Fruit custard (1 piece)
Dinner
145 mg/dL
Usually causes a small spike
Avg. Food Score on Ultrahuman App
Ultrahuman Users got a STABLE response
How to consume Fruit custard without glucose spikes
Portion Control
Limit the amount of fruit custard you consume in one serving to keep sugar intake in check.
Protein Pairing
Include a source of protein like a handful of nuts or a slice of cheese alongside your custard. This can help slow down sugar absorption.
Add Fiber
Incorporate a small amount of oat bran or chia seeds into the custard.
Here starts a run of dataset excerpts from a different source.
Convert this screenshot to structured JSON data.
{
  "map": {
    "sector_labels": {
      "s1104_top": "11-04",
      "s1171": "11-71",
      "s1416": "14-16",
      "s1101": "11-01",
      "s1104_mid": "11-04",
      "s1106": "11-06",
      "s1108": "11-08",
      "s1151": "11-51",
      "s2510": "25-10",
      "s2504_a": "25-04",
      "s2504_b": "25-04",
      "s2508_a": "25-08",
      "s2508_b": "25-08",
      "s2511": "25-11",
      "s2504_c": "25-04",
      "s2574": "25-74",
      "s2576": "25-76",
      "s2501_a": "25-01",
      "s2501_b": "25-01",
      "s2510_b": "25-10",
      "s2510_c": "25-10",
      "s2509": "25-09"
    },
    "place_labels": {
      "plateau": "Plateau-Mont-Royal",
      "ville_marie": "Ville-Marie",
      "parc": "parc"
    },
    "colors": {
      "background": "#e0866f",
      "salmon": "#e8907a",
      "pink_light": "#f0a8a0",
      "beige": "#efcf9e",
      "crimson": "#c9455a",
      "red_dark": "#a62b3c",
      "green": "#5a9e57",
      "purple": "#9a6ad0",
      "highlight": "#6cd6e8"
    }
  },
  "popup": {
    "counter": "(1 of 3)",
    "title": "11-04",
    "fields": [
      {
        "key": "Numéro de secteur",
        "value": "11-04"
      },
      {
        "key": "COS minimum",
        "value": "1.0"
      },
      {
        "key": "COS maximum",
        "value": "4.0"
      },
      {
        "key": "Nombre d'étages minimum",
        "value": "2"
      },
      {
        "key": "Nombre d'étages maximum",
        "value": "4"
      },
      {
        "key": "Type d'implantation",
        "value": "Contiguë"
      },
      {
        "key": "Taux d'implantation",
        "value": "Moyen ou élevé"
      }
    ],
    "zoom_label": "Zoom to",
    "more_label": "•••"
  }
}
These high-fiber options can help stabilize blood sugar levels.
Choose Low-Sugar Fruits
Opt for berries such as strawberries or blueberries, which have lower sugar content, instead of high-sugar fruits like bananas or mangoes.
Use Unsweetened Dairy
If possible, prepare the custard with unsweetened almond milk or Greek yogurt to reduce added sugars.
Balanced Meal
Consume the custard as part of a balanced meal with vegetables and lean proteins to mitigate the sugar spike.
Timing
Consider eating your fruit custard as a dessert after a meal rich in fiber and protein rather than on an empty stomach.
Stay Active
Engage in light activity, such as a short walk, after eating to help your body use the sugar more effectively.
Mindful Sweeteners
If preparing custard at home, use natural sweeteners like Stevia or monk fruit instead of sugar.
Hydration
Drink plenty of water throughout the day, which can help manage blood sugar levels.